[In 1907, at the apex of its Golden Age, Sylvan Beach boasted] eleven living hotels, twelve respectable boarding houses, three hundred and sixty home-1ike cottages, three boat liveries for aqua cruising as well as angling, electric lights courtesy of Cottmam’s power plant and, more importantly, people to fill and use these facilities.
Looking down the beach from the point near today’s Canal View Restaurant, we gaze at the seemingly endless broad promenade, the boardwalk, stretching from the
Leland Hotel which, by the way, was established in 1896 by Charles Scoville and operates its own steamer, the Lottie, to the elegant Saint Charles.
Shops along this walkway, typified by C. M. Williams’ Post Cards and Tin Types, provide diversion for the afternoon stroller. The beach itself is famed for its fine white sand, equalled by no other place on earth. Extending out into the lake is the commodious Rowe Brothers’ Bath House, with accommodations and suits for gents and ladies. Prices are always reasonable.
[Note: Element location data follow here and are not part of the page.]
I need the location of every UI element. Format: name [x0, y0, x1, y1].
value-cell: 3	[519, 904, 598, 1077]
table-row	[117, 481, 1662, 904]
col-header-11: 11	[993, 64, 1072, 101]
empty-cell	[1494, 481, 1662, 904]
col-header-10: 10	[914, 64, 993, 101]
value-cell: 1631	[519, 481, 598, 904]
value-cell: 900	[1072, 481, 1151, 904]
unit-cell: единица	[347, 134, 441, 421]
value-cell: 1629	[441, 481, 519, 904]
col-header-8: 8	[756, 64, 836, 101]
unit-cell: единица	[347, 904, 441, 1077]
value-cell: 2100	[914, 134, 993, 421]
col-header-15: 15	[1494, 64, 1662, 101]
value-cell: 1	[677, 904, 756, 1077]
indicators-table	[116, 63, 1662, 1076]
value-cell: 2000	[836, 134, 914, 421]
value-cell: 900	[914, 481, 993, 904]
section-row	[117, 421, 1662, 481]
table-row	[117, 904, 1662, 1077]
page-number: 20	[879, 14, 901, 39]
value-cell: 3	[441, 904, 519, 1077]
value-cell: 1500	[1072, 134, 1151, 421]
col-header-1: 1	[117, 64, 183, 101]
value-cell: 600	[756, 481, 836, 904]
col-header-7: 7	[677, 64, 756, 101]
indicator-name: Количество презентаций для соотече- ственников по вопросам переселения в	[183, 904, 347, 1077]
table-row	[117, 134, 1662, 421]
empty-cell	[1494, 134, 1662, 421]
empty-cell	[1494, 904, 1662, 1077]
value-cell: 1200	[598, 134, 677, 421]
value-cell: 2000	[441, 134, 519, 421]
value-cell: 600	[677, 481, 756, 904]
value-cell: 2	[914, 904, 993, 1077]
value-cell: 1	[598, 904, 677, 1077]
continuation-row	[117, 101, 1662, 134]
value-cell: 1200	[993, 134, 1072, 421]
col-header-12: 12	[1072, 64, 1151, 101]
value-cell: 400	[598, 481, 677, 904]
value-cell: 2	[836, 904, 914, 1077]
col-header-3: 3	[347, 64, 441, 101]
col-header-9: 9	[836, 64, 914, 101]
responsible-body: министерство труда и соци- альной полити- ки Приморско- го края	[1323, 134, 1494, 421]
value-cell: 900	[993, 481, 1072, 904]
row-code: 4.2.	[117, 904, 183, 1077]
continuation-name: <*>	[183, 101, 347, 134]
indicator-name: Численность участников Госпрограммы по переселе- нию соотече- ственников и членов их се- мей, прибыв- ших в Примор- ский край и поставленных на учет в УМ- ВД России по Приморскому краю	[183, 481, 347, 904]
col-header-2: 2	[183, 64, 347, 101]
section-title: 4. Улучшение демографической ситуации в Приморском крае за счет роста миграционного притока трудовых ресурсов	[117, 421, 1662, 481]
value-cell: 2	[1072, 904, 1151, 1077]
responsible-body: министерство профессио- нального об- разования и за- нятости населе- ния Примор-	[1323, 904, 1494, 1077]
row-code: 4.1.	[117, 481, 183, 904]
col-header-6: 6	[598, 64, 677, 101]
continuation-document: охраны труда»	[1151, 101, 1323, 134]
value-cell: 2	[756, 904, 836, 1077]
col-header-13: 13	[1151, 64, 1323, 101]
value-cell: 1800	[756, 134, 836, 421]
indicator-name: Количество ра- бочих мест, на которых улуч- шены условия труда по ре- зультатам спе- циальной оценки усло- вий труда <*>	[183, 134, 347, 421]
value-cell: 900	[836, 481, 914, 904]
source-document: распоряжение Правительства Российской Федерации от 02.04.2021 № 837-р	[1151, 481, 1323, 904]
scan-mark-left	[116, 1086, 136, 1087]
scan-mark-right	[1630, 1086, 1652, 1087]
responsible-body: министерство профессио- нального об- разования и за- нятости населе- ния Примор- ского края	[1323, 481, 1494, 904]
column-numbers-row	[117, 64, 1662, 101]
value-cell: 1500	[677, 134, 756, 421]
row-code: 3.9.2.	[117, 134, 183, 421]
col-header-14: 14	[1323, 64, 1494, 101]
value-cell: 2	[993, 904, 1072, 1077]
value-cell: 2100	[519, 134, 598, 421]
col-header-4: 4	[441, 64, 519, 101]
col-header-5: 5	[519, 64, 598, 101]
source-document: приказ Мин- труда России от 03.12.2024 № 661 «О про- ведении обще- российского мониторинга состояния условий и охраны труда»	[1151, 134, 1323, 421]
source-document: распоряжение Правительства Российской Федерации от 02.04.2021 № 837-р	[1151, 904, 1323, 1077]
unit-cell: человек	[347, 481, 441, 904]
The toboggan slides, thrilling spills into ecstasy, are a big attraction for bathers and frolickers for miles around.
Through three real estate investments in June of 1902, Cavana secured ownership of Sylvan Beach’s Carnival Park (the amusement area). The Midway of that day sprawled through the area of the point and meandered down along the riverbank. . . . Fewer permanent buildings existed then: the “pitch men” and concession
operators arrived each summer, erected their tents and left in early September. “Rollie coasters” and carousels gave thrills and chills to the Midway patrons. The most famous carousel, constructed by Joseph Cottman in 1896, prided itself in its hand-carved German horses and carriages. This carousel was a gilded monument to a gilded age. To enliven the Midway, Cavana imported high divers of both sexes (the lady being the most popular, of course, since her fall thrust her bathing suit into the liberating breeze). Trapeze artists and acrobats adorned a festive program. Rides in Carnival Park varied from the “Ocean Wave,” where people twirled about on a circular flexible seating platform, to the “Cave of the Winds,” a self explanatory sensation. Artists decorated the rides, one of which was the “Trip to hell,” a voyage into a dazzling mephisto abyss.